Dank Moore and Daintmore are early spellings of the modern Danemoor.
The map of the 1628 survey of Malvern Chase shows an area called Dank Moore marked by two brooks. In the early 1630s a third of Malvern Chase was enclosed so that it could be leased or sold to raise money for Charles I. One of the enclosures in Welland was ‘St Giles Oake’ and this was where most of Danemoor farm’s land was located. Daintmore Farm certainly existed by 1724, when it is mentioned in the constable’s rate records, but it may possibly date back to the 1630s. Another of the enclosures, ‘Lumber tree playne’, was also part of the Danemoor landholdings but this was taken over by Charles Mayfield Turner in 1822, when James Price, the Bishop’s tenant of the Welland Thirds, went bankrupt.
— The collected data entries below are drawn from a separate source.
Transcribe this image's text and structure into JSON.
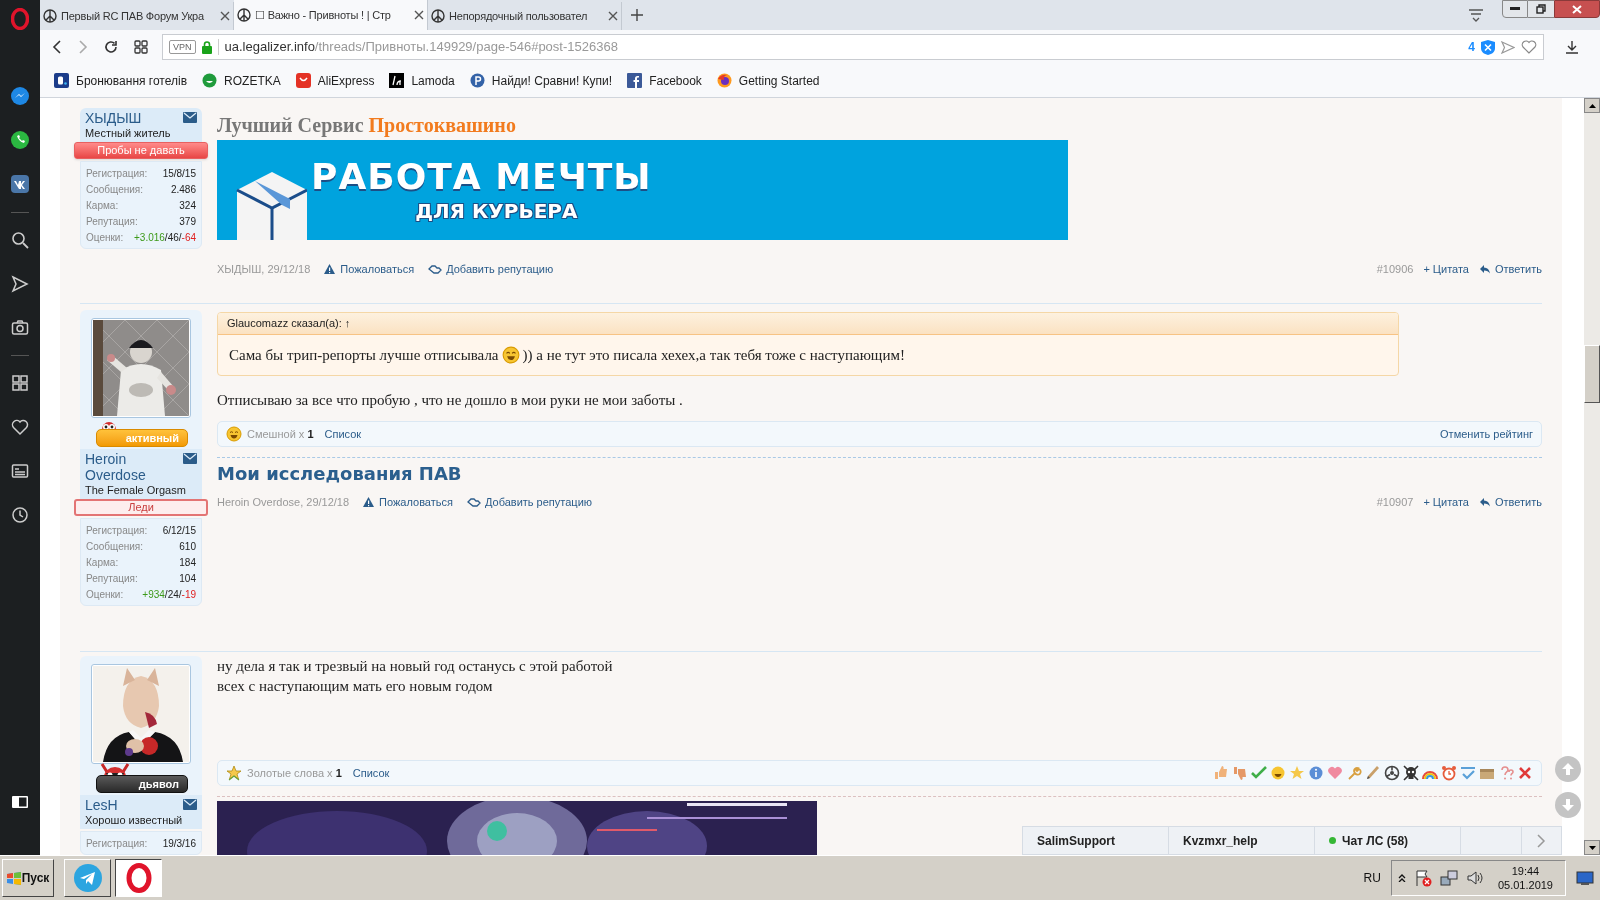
{
  "browser": {
    "tabs": [
      {
        "title": "Первый RC ПАВ Форум Укра",
        "selected": false
      },
      {
        "title": "☐ Важно - Привноты ! | Стр",
        "selected": true
      },
      {
        "title": "Непорядочный пользовател",
        "selected": false
      }
    ],
    "address": {
      "vpn": "VPN",
      "host": "ua.legalizer.info",
      "path": "/threads/Привноты.149929/page-546#post-1526368",
      "blocked_count": "4"
    },
    "bookmarks": [
      {
        "label": "Бронювання готелів",
        "kind": "booking"
      },
      {
        "label": "ROZETKA",
        "kind": "rozetka"
      },
      {
        "label": "AliExpress",
        "kind": "aliexpress"
      },
      {
        "label": "Lamoda",
        "kind": "lamoda"
      },
      {
        "label": "Найди! Сравни! Купи!",
        "kind": "price"
      },
      {
        "label": "Facebook",
        "kind": "facebook"
      },
      {
        "label": "Getting Started",
        "kind": "firefox"
      }
    ]
  },
  "posts": [
    {
      "user": {
        "name": "ХЫДЫШ",
        "title": "Местный житель",
        "banner": {
          "label": "Пробы не давать",
          "kind": "solid"
        },
        "stats": [
          {
            "label": "Регистрация:",
            "value": "15/8/15"
          },
          {
            "label": "Сообщения:",
            "value": "2.486"
          },
          {
            "label": "Карма:",
            "value": "324"
          },
          {
            "label": "Репутация:",
            "value": "379"
          }
        ],
        "ratings_label": "Оценки:",
        "ratings": [
          {
            "text": "+3.016",
            "kind": "positive"
          },
          {
            "text": "/46/",
            "kind": "neutral"
          },
          {
            "text": "-64",
            "kind": "negative"
          }
        ]
      },
      "body": [
        {
          "kind": "promo-title",
          "text": "Лучший Сервис",
          "accent": "Простоквашино"
        },
        {
          "kind": "banner",
          "line1": "РАБОТА МЕЧТЫ",
          "line2": "ДЛЯ КУРЬЕРА"
        }
      ],
      "meta": {
        "author_date": "ХЫДЫШ, 29/12/18",
        "report": "Пожаловаться",
        "add_rep": "Добавить репутацию",
        "number": "#10906",
        "quote": "+ Цитата",
        "reply": "Ответить"
      }
    },
    {
      "user": {
        "name": "Heroin Overdose",
        "title": "The Female Orgasm",
        "avatar": {
          "kind": "picture"
        },
        "rank": {
          "label": "активный",
          "kind": "owl"
        },
        "banner": {
          "label": "Леди",
          "kind": "outline"
        },
        "stats": [
          {
            "label": "Регистрация:",
            "value": "6/12/15"
          },
          {
            "label": "Сообщения:",
            "value": "610"
          },
          {
            "label": "Карма:",
            "value": "184"
          },
          {
            "label": "Репутация:",
            "value": "104"
          }
        ],
        "ratings_label": "Оценки:",
        "ratings": [
          {
            "text": "+934",
            "kind": "positive"
          },
          {
            "text": "/24/",
            "kind": "neutral"
          },
          {
            "text": "-19",
            "kind": "negative"
          }
        ]
      },
      "body": [
        {
          "kind": "quote",
          "author": "Glaucomazz сказал(а): ↑",
          "text_before": "Сама бы трип-репорты лучше отписывала",
          "text_after": ")) а не тут это писала хехех,а так тебя тоже с наступающим!"
        },
        {
          "kind": "text",
          "lines": [
            "Отписываю за все что пробую , что не дошло в мои руки не мои заботы ."
          ]
        }
      ],
      "rating_bar": {
        "kind": "funny",
        "label": "Смешной x",
        "count": "1",
        "list": "Список",
        "undo": "Отменить рейтинг",
        "rate_options": false
      },
      "after": [
        {
          "kind": "heading",
          "text": "Мои исследования ПАВ"
        }
      ],
      "meta": {
        "author_date": "Heroin Overdose, 29/12/18",
        "report": "Пожаловаться",
        "add_rep": "Добавить репутацию",
        "number": "#10907",
        "quote": "+ Цитата",
        "reply": "Ответить"
      }
    },
    {
      "user": {
        "name": "LesH",
        "title": "Хорошо известный",
        "avatar": {
          "kind": "picture"
        },
        "rank": {
          "label": "дьявол",
          "kind": "devil"
        },
        "stats": [
          {
            "label": "Регистрация:",
            "value": "19/3/16"
          }
        ]
      },
      "body": [
        {
          "kind": "text",
          "lines": [
            "ну дела я так и трезвый на новый год останусь с этой работой",
            "всех с наступающим мать его новым годом"
          ]
        }
      ],
      "rating_bar": {
        "kind": "gold",
        "label": "Золотые слова x",
        "count": "1",
        "list": "Список",
        "rate_options": true
      },
      "after": [
        {
          "kind": "picture"
        }
      ]
    }
  ],
  "chat_bar": {
    "tabs": [
      {
        "label": "SalimSupport",
        "online": false
      },
      {
        "label": "Kvzmxr_help",
        "online": false
      },
      {
        "label": "Чат ЛС (58)",
        "online": true
      }
    ]
  },
  "taskbar": {
    "start": "Пуск",
    "language": "RU",
    "time": "19:44",
    "date": "05.01.2019"
  }
}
The farm buildings are arranged round a yard next to the house. The age of the current farmhouse is unknown but it is probably not the original one.
It is believed that the house registered by William Purser and five others as a meeting place for dissenters in 1788 was Danemoor farmhouse (see article about nonconformity in Welland).
On the 1812 Ordnance Survey drawing of Malvern Chase, Danemoor Farm can be seen on the edge of the enclosed land, with fields behind it and an orchard on the north side of the farm buildings, but the land between Danemoor and Welland was still part of Welland Common. This was divided up into fields under the enclosure award of 1853 and as part of this award, a road was built to connect Danemoor Farm with Welland. Blackmore Park Road leads from the crossroads straight towards Danemoor Farm then turns right up the hill towards Malvern.
Amongst the tenants was William Green, who was there by 1817, when James Price was the proprietor, and still there in 1833, by which time Thomas Jenkins owned the farm. Richard Hill had become tenant by 1839 and was still there in 1851, describing himself as a farmer of 96 acres.
The 1881 census shows that Alexander Roxburgh was the farmer at Danemoor and managing 196 acres. Born in Scotland in 1829, the son of a farmer, by 1861 he was a travelling draper in Dudley with a wife and children. Ten years later he was farming at Hockhams in Martley and at some point during the next decade he became the tenant of Danemoor. Alexander’s son David took over the tenancy from his father. The 1910 land valuation lists Duke Gandolfi of Blackmore Park as the owner of the house, buildings and 111 acres of land, and David Roxburgh as the occupier. It was the fourth largest Welland farm by acreage at this date.
By the time of the 1939 National Register, David Roxburgh was retired and Thomas and Mary Lloyd and their family were in residence at Danemoor.